At the end, they’re all scattering to the wind. Sam’s achieved his dream of getting his junk on the side of a bus (by which he means his chest?), so he’s going back to Lima where things are slower. Tantalizing! What’s in store for him there? Off-screen-dom? Kurt, Blaine, and Artie are still in school in New York. Rachel’s going to LA. Mercedes is going on tour with Brittany as her star back-up dancer. (Santana’s shooting a Yeastistat commercial this week, but presumably, she’ll wind up back in New York or with Brittany on tour or perhaps seeking a new career move.) It’s an exciting way to end the season, because the future is so open. Season six could be all New York or all Los Angeles; it could jump to Lima; it could be all over the country. To say the show’s been inconsistent is to say the sky’s blue, but it’s episodes like ‘The Untitled Rachel Berry Project,” simple, funny, heartfelt musicals, that give me hope for the future.
Stray observations:
- Rachel’s describing her life for Mary to write a script about it. “We can’t use that. The a cappella thing is so over.”
- At the shoot, Sam’s snapping a rubber band on his wrist because he and Mercedes aren’t having sex, and he’s trying to keep from “popping a robe chubber.” Some model totally gets it. “It’s been like nine hours since I got laid. I’m going nuts.”
- They’re there because the original model for Treasure Trailz manscaping products got arrested for running an underground teacup dog fighting ring in Miami.
- Mary interviews Blaine for the pilot. “We’re gonna have to change your name though. Do you prefer Slaine or Faine?” “I’m sorry, are you an actual writer from a real-life television network?” P.S. I’ve heard of Slaine, but were there Finn-Blaine shippers too?

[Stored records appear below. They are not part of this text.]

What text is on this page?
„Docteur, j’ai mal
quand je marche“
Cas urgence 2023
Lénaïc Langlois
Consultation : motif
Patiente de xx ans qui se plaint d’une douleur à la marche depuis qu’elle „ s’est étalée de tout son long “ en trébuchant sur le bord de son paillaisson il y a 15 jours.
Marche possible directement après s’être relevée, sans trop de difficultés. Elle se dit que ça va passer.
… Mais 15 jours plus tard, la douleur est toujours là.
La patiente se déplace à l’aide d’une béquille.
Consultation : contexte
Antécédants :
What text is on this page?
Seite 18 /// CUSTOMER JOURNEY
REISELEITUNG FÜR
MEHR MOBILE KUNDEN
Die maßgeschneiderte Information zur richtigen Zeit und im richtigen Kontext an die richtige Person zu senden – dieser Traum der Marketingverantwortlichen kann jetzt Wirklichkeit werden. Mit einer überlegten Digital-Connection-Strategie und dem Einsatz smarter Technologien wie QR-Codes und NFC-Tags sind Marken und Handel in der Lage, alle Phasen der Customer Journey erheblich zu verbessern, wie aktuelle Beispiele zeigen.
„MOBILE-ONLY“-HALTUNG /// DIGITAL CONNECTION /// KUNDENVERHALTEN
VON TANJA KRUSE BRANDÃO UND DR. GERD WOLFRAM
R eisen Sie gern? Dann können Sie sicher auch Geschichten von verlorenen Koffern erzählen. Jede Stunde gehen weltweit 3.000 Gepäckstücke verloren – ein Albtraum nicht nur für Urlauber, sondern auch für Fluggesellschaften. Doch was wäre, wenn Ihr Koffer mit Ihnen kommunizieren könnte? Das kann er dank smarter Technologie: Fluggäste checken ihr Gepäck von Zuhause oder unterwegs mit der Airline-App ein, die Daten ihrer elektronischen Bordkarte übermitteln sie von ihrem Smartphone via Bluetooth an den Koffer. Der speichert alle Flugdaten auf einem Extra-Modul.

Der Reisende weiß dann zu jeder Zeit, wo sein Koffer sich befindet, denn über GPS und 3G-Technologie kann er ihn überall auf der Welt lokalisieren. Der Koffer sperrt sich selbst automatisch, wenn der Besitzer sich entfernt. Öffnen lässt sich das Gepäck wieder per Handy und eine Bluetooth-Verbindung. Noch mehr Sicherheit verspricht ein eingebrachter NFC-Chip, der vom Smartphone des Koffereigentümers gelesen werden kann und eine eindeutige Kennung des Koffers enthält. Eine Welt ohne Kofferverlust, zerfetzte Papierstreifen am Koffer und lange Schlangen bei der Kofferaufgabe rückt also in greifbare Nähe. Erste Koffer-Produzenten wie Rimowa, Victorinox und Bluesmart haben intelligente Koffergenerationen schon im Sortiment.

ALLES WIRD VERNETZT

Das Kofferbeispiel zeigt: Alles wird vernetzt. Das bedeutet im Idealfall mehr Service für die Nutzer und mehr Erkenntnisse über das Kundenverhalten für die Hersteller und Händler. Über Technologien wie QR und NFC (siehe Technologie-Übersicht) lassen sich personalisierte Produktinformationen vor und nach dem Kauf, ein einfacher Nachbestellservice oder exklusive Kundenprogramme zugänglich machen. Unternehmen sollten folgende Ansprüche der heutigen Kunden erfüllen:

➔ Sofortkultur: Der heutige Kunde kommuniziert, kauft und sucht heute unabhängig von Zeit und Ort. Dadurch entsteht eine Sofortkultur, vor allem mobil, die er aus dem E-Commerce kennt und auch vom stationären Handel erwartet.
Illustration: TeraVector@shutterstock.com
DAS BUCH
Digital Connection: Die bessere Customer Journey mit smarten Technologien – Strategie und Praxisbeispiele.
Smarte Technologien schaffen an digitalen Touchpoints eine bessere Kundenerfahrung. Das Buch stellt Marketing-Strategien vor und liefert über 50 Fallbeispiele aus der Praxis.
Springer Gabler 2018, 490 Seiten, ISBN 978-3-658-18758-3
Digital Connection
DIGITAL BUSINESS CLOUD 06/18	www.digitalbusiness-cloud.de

- Kurt’s name has to change too. “Cert? I’m Cert. Like the breath mint.” Great delivery from Chris Colfer. In fact, everyone’s on fire this episode.
- We get to see scenes from Mary’s original pilot, with Cert dressed in a dinosaur outfit at peak sullenness and Rachel in a bathtub saying, “OMGROFLWTH, my stupid gay NASA dads forgot that today was my birthday.” It’s not very funny, in either the way Mary intended or the way the writers intended. Bring back the Glee version of Friends!
- The final number, before Sam, Mercedes, and Brittany leave town, is a full street performance of “Pompeii.” This is how you do a closing celebration. At the end, Rachel gets a call. “That was the network. They, uh, they loved the script, and they want to make it into a pilot. I’m going to L.A.!” The season ends just right: Rachel suddenly looks up right into the camera and smiles before turning her head and walking past. I always knew she could see the cameras.